Remembrance Sunday programme of events
Date: 7 November 2018
Time: 12:39
This year’s Remembrance Sunday, November 11, marks the centenary of the Armistice that brought to an end to the hostilities of the Great War.
This special programme of events will mark the anniversary.
- At 06:00 on Remembrance Sunday, a lone piper at St Magnus Cathedral will join 1,000 individual pipers from across the United Kingdom and the world as they bring in the day’s commemorations with the traditional Scottish lament Battle’s O’er, played at the end of battle.
- At 10:30 the traditional Remembrance Sunday parade will commence. Veterans, Army and Sea Cadets and other groups will muster at the Royal British Legion, setting off shortly afterwards to form up on Broad Street.
- A short service, led by the Salvation Army Captain will lead to a two minutes silence at 11:00, before a special armistice Service takes place in the Cathedral, which culminates with the Cathedral bells ringing at 12:30.

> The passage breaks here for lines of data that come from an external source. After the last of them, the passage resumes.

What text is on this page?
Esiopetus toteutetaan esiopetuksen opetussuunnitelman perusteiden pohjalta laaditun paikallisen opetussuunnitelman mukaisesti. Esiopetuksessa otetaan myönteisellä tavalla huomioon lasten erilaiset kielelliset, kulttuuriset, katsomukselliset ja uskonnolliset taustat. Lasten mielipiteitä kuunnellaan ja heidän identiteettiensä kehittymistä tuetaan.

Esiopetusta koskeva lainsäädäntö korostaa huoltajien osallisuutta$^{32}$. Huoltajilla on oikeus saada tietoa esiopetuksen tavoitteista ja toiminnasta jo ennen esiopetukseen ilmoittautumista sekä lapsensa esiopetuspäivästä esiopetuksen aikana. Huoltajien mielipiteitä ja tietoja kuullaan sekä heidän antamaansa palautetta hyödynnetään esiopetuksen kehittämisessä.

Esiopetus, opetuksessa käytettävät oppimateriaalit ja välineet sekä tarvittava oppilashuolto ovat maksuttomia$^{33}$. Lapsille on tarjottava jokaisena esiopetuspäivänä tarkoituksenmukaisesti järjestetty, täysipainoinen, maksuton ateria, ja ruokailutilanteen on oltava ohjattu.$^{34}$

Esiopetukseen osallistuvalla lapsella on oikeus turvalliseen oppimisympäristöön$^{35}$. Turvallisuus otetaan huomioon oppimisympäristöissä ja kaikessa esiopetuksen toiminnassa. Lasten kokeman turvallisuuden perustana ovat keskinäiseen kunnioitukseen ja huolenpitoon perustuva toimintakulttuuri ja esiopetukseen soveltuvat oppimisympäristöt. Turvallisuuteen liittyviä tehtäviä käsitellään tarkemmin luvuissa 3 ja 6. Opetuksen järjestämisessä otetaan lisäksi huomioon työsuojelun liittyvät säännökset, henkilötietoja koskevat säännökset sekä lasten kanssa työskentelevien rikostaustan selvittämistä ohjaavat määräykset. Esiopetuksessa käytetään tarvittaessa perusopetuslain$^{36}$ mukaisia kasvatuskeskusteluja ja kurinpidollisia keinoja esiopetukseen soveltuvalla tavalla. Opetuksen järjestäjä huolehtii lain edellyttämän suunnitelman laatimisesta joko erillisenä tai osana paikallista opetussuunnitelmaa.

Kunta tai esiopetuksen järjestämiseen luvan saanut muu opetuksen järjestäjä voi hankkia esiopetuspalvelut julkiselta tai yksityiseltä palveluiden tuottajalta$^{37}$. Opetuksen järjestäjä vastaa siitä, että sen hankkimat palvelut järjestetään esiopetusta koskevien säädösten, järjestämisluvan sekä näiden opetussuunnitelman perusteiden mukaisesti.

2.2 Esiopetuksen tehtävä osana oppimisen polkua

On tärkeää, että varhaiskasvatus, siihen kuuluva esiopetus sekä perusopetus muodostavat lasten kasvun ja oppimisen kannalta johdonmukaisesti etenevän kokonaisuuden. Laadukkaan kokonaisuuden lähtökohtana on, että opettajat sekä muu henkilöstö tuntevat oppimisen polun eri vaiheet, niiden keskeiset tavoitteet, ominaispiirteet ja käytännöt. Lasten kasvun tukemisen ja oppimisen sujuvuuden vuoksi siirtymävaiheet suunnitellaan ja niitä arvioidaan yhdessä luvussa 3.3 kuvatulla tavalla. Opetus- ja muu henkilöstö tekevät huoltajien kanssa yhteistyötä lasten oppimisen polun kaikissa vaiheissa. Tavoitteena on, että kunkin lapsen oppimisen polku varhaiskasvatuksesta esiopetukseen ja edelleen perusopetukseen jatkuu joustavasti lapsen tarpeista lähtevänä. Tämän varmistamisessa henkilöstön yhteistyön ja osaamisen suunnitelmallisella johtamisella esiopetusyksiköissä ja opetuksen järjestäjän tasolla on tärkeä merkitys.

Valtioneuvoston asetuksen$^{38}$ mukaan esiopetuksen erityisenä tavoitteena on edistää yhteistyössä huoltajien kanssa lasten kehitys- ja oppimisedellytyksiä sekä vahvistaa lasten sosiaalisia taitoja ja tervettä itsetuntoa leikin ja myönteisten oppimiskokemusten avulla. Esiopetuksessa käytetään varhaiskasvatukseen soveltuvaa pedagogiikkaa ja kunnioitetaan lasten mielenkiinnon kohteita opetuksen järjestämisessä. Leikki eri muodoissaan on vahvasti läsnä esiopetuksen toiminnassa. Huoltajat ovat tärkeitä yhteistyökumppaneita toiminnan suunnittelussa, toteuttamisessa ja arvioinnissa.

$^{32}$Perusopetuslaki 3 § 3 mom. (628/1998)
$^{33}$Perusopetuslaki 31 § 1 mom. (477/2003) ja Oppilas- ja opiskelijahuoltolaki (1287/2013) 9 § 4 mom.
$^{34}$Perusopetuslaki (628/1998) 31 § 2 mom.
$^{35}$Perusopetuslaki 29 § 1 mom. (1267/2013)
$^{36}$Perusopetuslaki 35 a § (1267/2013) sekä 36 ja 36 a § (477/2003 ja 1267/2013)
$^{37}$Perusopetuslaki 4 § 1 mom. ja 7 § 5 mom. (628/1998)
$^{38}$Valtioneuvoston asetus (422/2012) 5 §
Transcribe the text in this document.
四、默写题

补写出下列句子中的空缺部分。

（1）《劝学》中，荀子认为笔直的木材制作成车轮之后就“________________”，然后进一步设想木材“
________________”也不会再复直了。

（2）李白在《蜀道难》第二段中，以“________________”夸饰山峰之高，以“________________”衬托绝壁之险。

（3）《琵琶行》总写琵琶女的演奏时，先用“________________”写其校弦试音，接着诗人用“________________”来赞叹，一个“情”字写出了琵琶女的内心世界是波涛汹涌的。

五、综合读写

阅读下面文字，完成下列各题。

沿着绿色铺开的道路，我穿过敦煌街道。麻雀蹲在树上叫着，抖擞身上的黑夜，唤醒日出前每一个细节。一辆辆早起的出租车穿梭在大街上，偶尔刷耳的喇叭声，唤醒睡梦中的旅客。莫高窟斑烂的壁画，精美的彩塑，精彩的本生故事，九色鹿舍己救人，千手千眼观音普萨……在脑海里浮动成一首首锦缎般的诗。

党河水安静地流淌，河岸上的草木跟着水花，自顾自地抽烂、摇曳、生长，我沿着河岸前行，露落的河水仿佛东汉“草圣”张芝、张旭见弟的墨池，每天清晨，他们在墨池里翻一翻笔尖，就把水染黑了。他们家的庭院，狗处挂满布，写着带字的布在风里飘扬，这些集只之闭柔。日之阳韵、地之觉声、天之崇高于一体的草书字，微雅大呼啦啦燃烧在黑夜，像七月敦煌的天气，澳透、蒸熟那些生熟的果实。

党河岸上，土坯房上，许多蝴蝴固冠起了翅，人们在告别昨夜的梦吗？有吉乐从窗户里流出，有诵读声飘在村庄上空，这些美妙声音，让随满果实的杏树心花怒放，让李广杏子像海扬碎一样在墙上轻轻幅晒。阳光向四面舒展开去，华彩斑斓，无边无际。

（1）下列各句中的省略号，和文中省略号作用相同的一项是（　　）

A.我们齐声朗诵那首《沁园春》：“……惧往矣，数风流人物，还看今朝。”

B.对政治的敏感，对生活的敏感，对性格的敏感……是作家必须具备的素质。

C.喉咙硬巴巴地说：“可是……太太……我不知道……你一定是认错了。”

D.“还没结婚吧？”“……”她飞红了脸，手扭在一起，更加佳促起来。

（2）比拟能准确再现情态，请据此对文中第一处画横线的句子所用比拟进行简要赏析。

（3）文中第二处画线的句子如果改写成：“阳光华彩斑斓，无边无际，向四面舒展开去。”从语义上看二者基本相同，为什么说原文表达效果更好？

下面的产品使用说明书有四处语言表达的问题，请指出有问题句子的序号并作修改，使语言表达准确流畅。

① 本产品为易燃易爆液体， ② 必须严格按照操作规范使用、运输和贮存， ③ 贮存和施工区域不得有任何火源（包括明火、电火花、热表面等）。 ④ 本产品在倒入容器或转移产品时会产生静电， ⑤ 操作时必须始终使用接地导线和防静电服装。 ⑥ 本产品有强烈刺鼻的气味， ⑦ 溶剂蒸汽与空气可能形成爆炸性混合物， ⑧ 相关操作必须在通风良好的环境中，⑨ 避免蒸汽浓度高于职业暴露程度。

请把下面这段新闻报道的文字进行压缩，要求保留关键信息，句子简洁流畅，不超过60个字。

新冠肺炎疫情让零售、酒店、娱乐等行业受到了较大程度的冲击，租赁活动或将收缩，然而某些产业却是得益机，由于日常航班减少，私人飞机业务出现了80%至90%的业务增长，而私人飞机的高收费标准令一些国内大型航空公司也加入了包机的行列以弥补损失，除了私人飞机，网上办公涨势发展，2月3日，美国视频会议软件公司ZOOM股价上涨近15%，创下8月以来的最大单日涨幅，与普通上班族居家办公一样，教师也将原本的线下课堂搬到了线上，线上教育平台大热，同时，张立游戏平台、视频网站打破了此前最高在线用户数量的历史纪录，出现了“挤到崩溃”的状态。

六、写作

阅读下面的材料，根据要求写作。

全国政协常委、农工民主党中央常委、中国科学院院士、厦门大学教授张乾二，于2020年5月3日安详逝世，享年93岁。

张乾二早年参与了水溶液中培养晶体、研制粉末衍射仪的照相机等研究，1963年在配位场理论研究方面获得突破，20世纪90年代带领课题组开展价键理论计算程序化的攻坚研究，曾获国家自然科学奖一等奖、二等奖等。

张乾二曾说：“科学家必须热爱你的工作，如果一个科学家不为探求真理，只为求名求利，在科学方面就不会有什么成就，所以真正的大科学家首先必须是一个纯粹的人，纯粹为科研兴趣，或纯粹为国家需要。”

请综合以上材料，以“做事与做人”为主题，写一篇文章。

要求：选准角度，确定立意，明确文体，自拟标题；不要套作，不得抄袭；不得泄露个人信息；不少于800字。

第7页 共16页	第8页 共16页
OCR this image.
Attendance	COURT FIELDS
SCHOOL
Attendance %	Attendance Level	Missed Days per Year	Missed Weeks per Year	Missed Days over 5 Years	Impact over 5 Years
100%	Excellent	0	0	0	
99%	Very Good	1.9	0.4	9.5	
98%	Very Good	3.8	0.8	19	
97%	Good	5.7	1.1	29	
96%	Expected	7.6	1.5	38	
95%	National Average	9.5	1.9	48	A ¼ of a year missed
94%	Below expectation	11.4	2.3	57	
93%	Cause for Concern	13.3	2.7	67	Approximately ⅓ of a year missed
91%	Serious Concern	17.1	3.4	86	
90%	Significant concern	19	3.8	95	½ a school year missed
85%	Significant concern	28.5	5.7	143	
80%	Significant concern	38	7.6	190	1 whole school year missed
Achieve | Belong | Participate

- At 15:00, Orkney’s young people will join forces with Orkney Rocks! choir and others to remember those lost, and the impact the war had on those left behind, in a special concert at the Orkney Arts Theatre. Admission will be free, and there will be an opportunity to make a contribution to the charity, Help for Heroes. Tickets are available at the OIC Customer Services in Kirkwall and the Warehouse Buildings, Stromness.
- At 15:30 the public are invited to Scapa beach to see a large-scale portrait created in the sand of Orcadian soldier Lieutenant Robert Taylor MC, killed during WWI, for Danny Boyle’s 14-18 NOW project, Pages of the Sea. Due to limited parking people attending are encouraged to use a free shuttle bus service leaving the Great Western Road car park at 15:00 (and 15:00 if required), returning at 16:30 (and 17:00 if required). Some additional car parking will be available in the field next to the Sea Cadets’ building.
- At 18:55, a lone bugler at the St Magnus Cathedral will join 1,000 individual buglers from across the UK and oversees territories in sounding the historic Last Post.
- This will be followed by the lighting of a beacon on the St Magnus Cathedral kirk green at 19:00 as part of the national “Beacons of Light” event which will see beacons lit across the country, symbolising an end to the darkness of war and return to the light of peace.
- St Magnus Cathedral will remain the focus as, at 19:05pm, the bells will ring alongside 1,000 others across the nation and beyond.
- Between 17:00 and 20:00 the short film specially commissioned by the Kirkwall Townscape Heritage Initiative for the centenary of the armistice will be projected on to the Cathedral — for the last time.